Nun jauh disana, ada negeri yang katanya sama dengan surga,
rakyatnya tidak memakai baju, telanjang tanpa sehelai benang pun menutupi. Di
negeri itu, rakyatnya tidak bekerja, mereka tidak mengenal uang, nir-ketamakan.
Mereka tidak tamak karena memang tidak memiliki hak
kepemilikan atas suatu barang, bahkan untuk bagian tubuh mereka sendiri, mereka
tidak memilikinya. Memang, Utopia adalah negara yang selalu diidam-idamkan,
katanya.
Negeri Utopia sudah bergaung, bahkan sejak abad ketujuh
Sebelum Masehi bergulir. Saat itu Hesiodus, sangat mendambakan dirinya untuk
bisa pergi ke Utopia. Katanya, “aku sangat mendambakan negara, dimana manusianya
tidak memiliki nafsu dina untuk memiliki, tidak ada ‘milikku’ dan ‘milikmu’,
semuanya hidup senang dengan adil karena ada cukup barang bagi semua.”
Banyak yang mendambakan, atau setidaknya berandai-andai
untuk bisa pergi ke sana. Mulai Plato, Socrates, Aristoteles, Thomas Moore,
sampai Karl Marx.
“Di Utopia tidak ada perang!” Kata Plato, “perang muncul
karena ketamakan, ketamakan muncul karena ada rasa kepemilikan, dan Utopia
tidak memiliki itu!” Teriak Plato berapi-api sambil disaksikan muridnya.
Lalu, banyak pertanyaan bermunculan, “Plato, bagaimana
dengan cara Utopia menjalankan sistem kenegaraan? Apakah mereka juga mengadakan
pemilu? Apakah Utopia menganut sistem demokrasi?”
“Demokrasi sudah
terlalu lama! Mereka menciptakan persaudaraan kolektif! Yang commune!” ucap Plato.
Begitulah, alkisah tentang negeri antah-berantah yang
katanya digdaya, Utopia dielu-elukan tapi mulai sirna seiring berkembangnya
zaman. Utopia digantikan dengan Amerika (Serikat), Utopia ditinggalkan dan
Amerika diagungkan.
Padahal saya mafhum, jika negeri kita yang tercinta dan
terpaut ribuan mil jauhnya dari Utopia, yaitu Indonesia, dulu hampir menjadikan
Utopia sebagai kiblat pembangunan dan kiblat ekonomi mereka, sepertinya.
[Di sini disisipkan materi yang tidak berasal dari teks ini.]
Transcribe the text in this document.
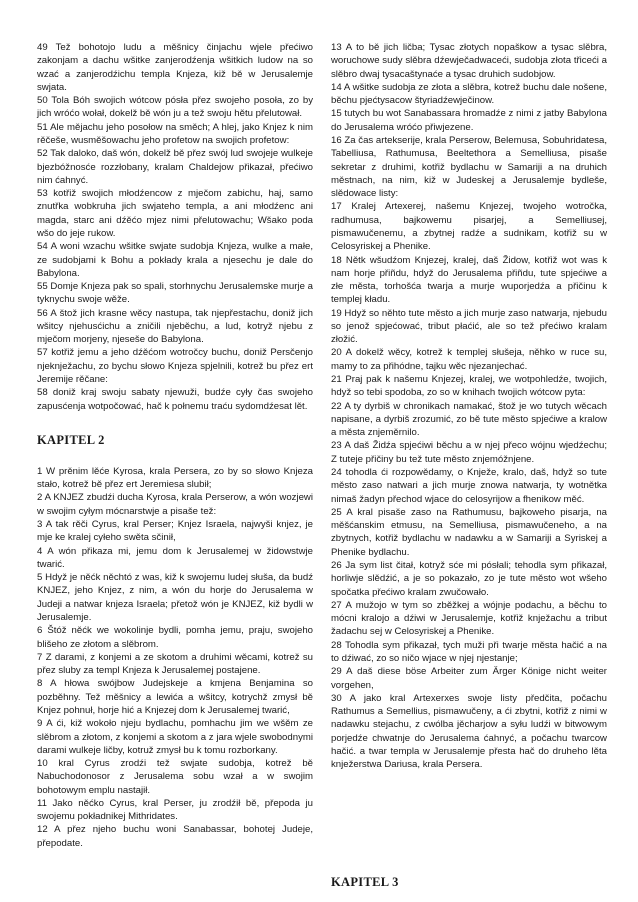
49 Tež bohotojo ludu a měšnicy činjachu wjele přećiwo zakonjam a dachu wšitke zanjerodźenja wšitkich ludow na so wzać a zanjerodźichu templa Knjeza, kiž bě w Jerusalemje swjata.

50 Tola Bóh swojich wótcow pósła přez swojeho posoła, zo by jich wróćo wołał, dokelž bě wón ju a tež swoju hětu přelutował.

51 Ale mějachu jeho posołow na směch; A hlej, jako Knjez k nim rěčeše, wusměšowachu jeho profetow na swojich profetow:

52 Tak daloko, daš wón, dokelž bě přez swój lud swojeje wulkeje bjezbóžnosće rozzłobany, kralam Chaldejow přikazał, přećiwo nim ćahnyć.

53 kotřiž swojich młodźencow z mječom zabichu, haj, samo znutřka wobkruha jich swjateho templa, a ani młodźenc ani magda, starc ani dźěćo mjez nimi přelutowachu; Wšako poda wšo do jeje rukow.

54 A woni wzachu wšitke swjate sudobja Knjeza, wulke a małe, ze sudobjami k Bohu a pokłady krala a njesechu je dale do Babylona.

55 Domje Knjeza pak so spali, storhnychu Jerusalemske murje a tyknychu swoje wěže.

56 A štož jich krasne wěcy nastupa, tak njepřestachu, doniž jich wšitcy njehusćichu a zničili njeběchu, a lud, kotryž njebu z mječom morjeny, njeseše do Babylona.

57 kotřiž jemu a jeho dźěćom wotročcy buchu, doniž Persčenjo njeknježachu, zo bychu słowo Knjeza spjelnili, kotrež bu přez ert Jeremije rěčane:

58 doniž kraj swoju sabaty njewuži, budźe cyły čas swojeho zapusćenja wotpočować, hač k połnemu traću sydomdźesat lět.

KAPITEL 2

1 W prěnim lěće Kyrosa, krala Persera, zo by so słowo Knjeza stało, kotrež bě přez ert Jeremiesa slubił;

2 A KNJEZ zbudźi ducha Kyrosa, krala Perserow, a wón wozjewi w swojim cyłym mócnarstwje a pisaše tež:

3 A tak rěči Cyrus, kral Perser; Knjez Israela, najwyši knjez, je mje ke kralej cyłeho swěta sčinił,

4 A wón přikaza mi, jemu dom k Jerusalemej w židowstwje twarić.

5 Hdyž je něćk něchtó z was, kiž k swojemu ludej słuša, da budź KNJEZ, jeho Knjez, z nim, a wón du horje do Jerusalema w Judeji a natwar knjeza Israela; přetož wón je KNJEZ, kiž bydli w Jerusalemje.

6 Štóž něćk we wokolinje bydli, pomha jemu, praju, swojeho blišeho ze złotom a slěbrom.

7 Z darami, z konjemi a ze skotom a druhimi wěcami, kotrež su přez sluby za templ Knjeza k Jerusalemej postajene.

8 A hłowa swójbow Judejskeje a kmjena Benjamina so pozběhny. Tež měšnicy a lewića a wšitcy, kotrychž zmysł bě Knjez pohnuł, horje hić a Knjezej dom k Jerusalemej twarić,

9 A ći, kiž wokoło njeju bydlachu, pomhachu jim we wšěm ze slěbrom a złotom, z konjemi a skotom a z jara wjele swobodnymi darami wulkeje ličby, kotruž zmysł bu k tomu rozborkany.

10 kral Cyrus zrodźi tež swjate sudobja, kotrež bě Nabuchodonosor z Jerusalema sobu wzał a w swojim bohotowym emplu nastajił.

11 Jako něćko Cyrus, kral Perser, ju zrodźił bě, přepoda ju swojemu pokładnikej Mithridates.

12 A přez njeho buchu woni Sanabassar, bohotej Judeje, přepodate.

13 A to bě jich ličba; Tysac złotych nopaškow a tysac slěbra, woruchowe sudy slěbra dźewječadwaceći, sudobja złota třiceći a slěbro dwaj tysacaštynaće a tysac druhich sudobjow.

14 A wšitke sudobja ze złota a slěbra, kotrež buchu dale nošene, běchu pjećtysacow štyriadźewječinow.

15 tutych bu wot Sanabassara hromadźe z nimi z jatby Babylona do Jerusalema wróćo přiwjezene.

16 Za čas artekserije, krala Perserow, Belemusa, Sobuhridatesa, Tabelliusa, Rathumusa, Beeltethora a Semelliusa, pisaše sekretar z druhimi, kotřiž bydlachu w Samariji a na druhich městnach, na nim, kiž w Judeskej a Jerusalemje bydleše, slědowace listy:

17 Kralej Artexerej, našemu Knjezej, twojeho wotročka, radhumusa, bajkowemu pisarjej, a Semelliusej, pismawučenemu, a zbytnej radźe a sudnikam, kotřiž su w Celosyriskej a Phenike.

18 Nětk wšudźom Knjezej, kralej, daš Židow, kotřiž wot was k nam horje přiñdu, hdyž do Jerusalema přiñdu, tute spjećiwe a złe města, torhošća twarja a murje wuporjedźa a přičinu k templej kładu.

19 Hdyž so něhto tute město a jich murje zaso natwarja, njebudu so jenož spjećować, tribut płaćić, ale so tež přećiwo kralam złožić.

20 A dokelž wěcy, kotrež k templej słušeja, něhko w ruce su, mamy to za přihódne, tajku wěc njezanjechać.

21 Praj pak k našemu Knjezej, kralej, we wotpohledźe, twojich, hdyž so tebi spodoba, zo so w knihach twojich wótcow pyta:

22 A ty dyrbiš w chronikach namakać, štož je wo tutych wěcach napisane, a dyrbiš zrozumić, zo bě tute město spjećiwe a kralow a města znjeměrnilo.

23 A daš Židźa spjećiwi běchu a w njej přeco wójnu wjedźechu; Z tuteje přičiny bu tež tute město znjemóžnjene.

24 tohodla ći rozpowědamy, o Knježe, kralo, daš, hdyž so tute město zaso natwari a jich murje znowa natwarja, ty wotnětka nimaš žadyn přechod wjace do celosyrijow a fhenikow měć.

25 A kral pisaše zaso na Rathumusu, bajkoweho pisarja, na měšćanskim etmusu, na Semelliusa, pismawučeneho, a na zbytnych, kotřiž bydlachu w nadawku a w Samariji a Syriskej a Phenike bydlachu.

26 Ja sym list čitał, kotryž sće mi pósłali; tehodla sym přikazał, horliwje slědźić, a je so pokazało, zo je tute město wot wšeho spočatka přećiwo kralam zwučowało.

27 A mužojo w tym so zběžkej a wójnje podachu, a běchu to mócni kralojo a dźiwi w Jerusalemje, kotřiž knježachu a tribut žadachu sej w Celosyriskej a Phenike.

28 Tohodla sym přikazał, tych muži při twarje města hačić a na to dźiwać, zo so ničo wjace w njej njestanje;

29 A daš diese böse Arbeiter zum Ärger Könige nicht weiter vorgehen,

30 A jako kral Artexerxes swoje listy předčita, počachu Rathumus a Semellius, pismawučeny, a ći zbytni, kotřiž z nimi w nadawku stejachu, z cwólba jěcharjow a syłu ludźi w bitwowym porjedźe chwatnje do Jerusalema ćahnyć, a počachu twarcow hačić. a twar templa w Jerusalemje přesta hač do druheho lěta knježerstwa Dariusa, krala Persera.

KAPITEL 3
Sekarang Indonesia masuk dalam era kapitalisme, era dimana “milikku
ya milikku” dan “milikmu ya hanya milikmu”, era dimana “anda harus bekerja
untuk mendapatkan kesenangan, bahkan hingga anda harus berdarah-darah”. Kapitalisme
membuat hal itu terwujud.
Berpuluh-puluh tahun sebelumnya, Karl Marx sudah meramalkan,
akan era kapitalisme yang sedang digandrungi. “Jangan takut! Komunisme adalah
sebuah keharusan, dan kapitalisme akan menjadi awalnya.” Ujar Marx.
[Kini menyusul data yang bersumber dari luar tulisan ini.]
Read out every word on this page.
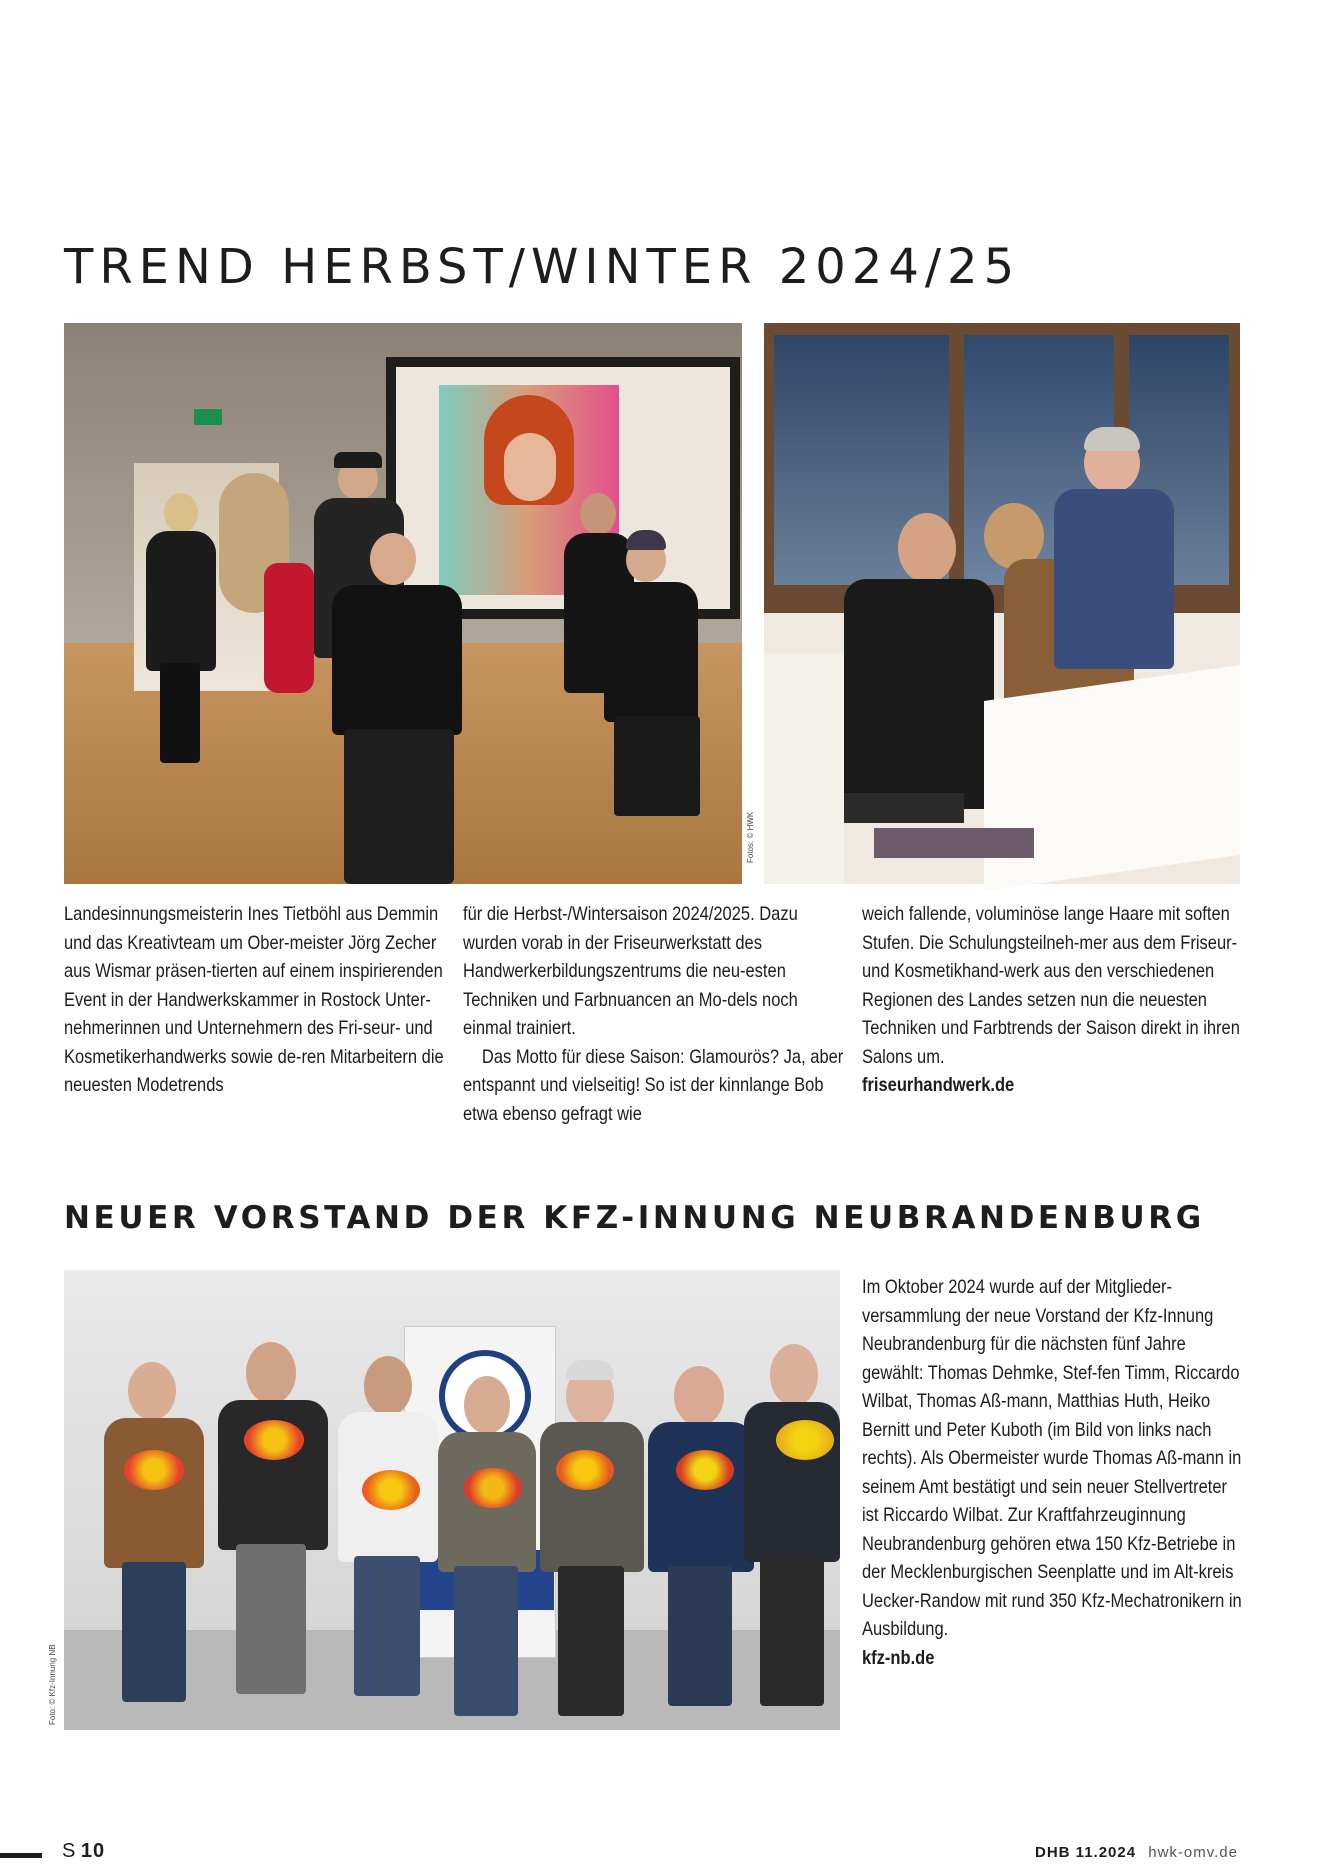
TREND HERBST/WINTER 2024/25
Fotos: © HWK

Landesinnungsmeisterin Ines Tietböhl aus Demmin und das Kreativteam um Ober-meister Jörg Zecher aus Wismar präsen-tierten auf einem inspirierenden Event in der Handwerkskammer in Rostock Unter-nehmerinnen und Unternehmern des Fri-seur- und Kosmetikerhandwerks sowie de-ren Mitarbeitern die neuesten Modetrends

für die Herbst-/Wintersaison 2024/2025. Dazu wurden vorab in der Friseurwerkstatt des Handwerkerbildungszentrums die neu-esten Techniken und Farbnuancen an Mo-dels noch einmal trainiert.

Das Motto für diese Saison: Glamourös? Ja, aber entspannt und vielseitig! So ist der kinnlange Bob etwa ebenso gefragt wie

weich fallende, voluminöse lange Haare mit soften Stufen. Die Schulungsteilneh-mer aus dem Friseur- und Kosmetikhand-werk aus den verschiedenen Regionen des Landes setzen nun die neuesten Techniken und Farbtrends der Saison direkt in ihren Salons um.

friseurhandwerk.de

NEUER VORSTAND DER KFZ-INNUNG NEUBRANDENBURG
Foto: © Kfz-Innung NB

Im Oktober 2024 wurde auf der Mitglieder-versammlung der neue Vorstand der Kfz-Innung Neubrandenburg für die nächsten fünf Jahre gewählt: Thomas Dehmke, Stef-fen Timm, Riccardo Wilbat, Thomas Aß-mann, Matthias Huth, Heiko Bernitt und Peter Kuboth (im Bild von links nach rechts). Als Obermeister wurde Thomas Aß-mann in seinem Amt bestätigt und sein neuer Stellvertreter ist Riccardo Wilbat. Zur Kraftfahrzeuginnung Neubrandenburg gehören etwa 150 Kfz-Betriebe in der Mecklenburgischen Seenplatte und im Alt-kreis Uecker-Randow mit rund 350 Kfz-Mechatronikern in Ausbildung.

kfz-nb.de

S 10	DHB 11.2024 hwk-omv.de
Mungkin Marx ada benarnya, di era si kaya yang makin
menggila, dan si miskin yang makin tercekik, mau tidak mau harus ada yang
menghentikan hal ini, dengan paksaan. Marx menyebutnya sebagai “reaksi berantai”,
katanya, sistem kapitalis yang mengharuskan industri mengeksploitasi buruh,
akan menciptakan kelas sosial.
Kelas tersebut akan menciptakan kelas si miskin, dan kelas
si kaya. Kelas si kaya yang menganut kapitalisme pasar bebas bersaing untuk
terus berekspansi demi melebarkan produksinya, dan si kaya yang tidak sanggup
bertahan, harus collapse dan masuk
kedalam kelas si miskin. Begitulah maksud “reaksi berantai” yang dikatakan oleh
Marx.
Reaksi tersebut terus berakumulasi, hingga kelak komunisme
menjadi keniscayaan, tentang negeri yang tidak mengenal hak kepemilikan.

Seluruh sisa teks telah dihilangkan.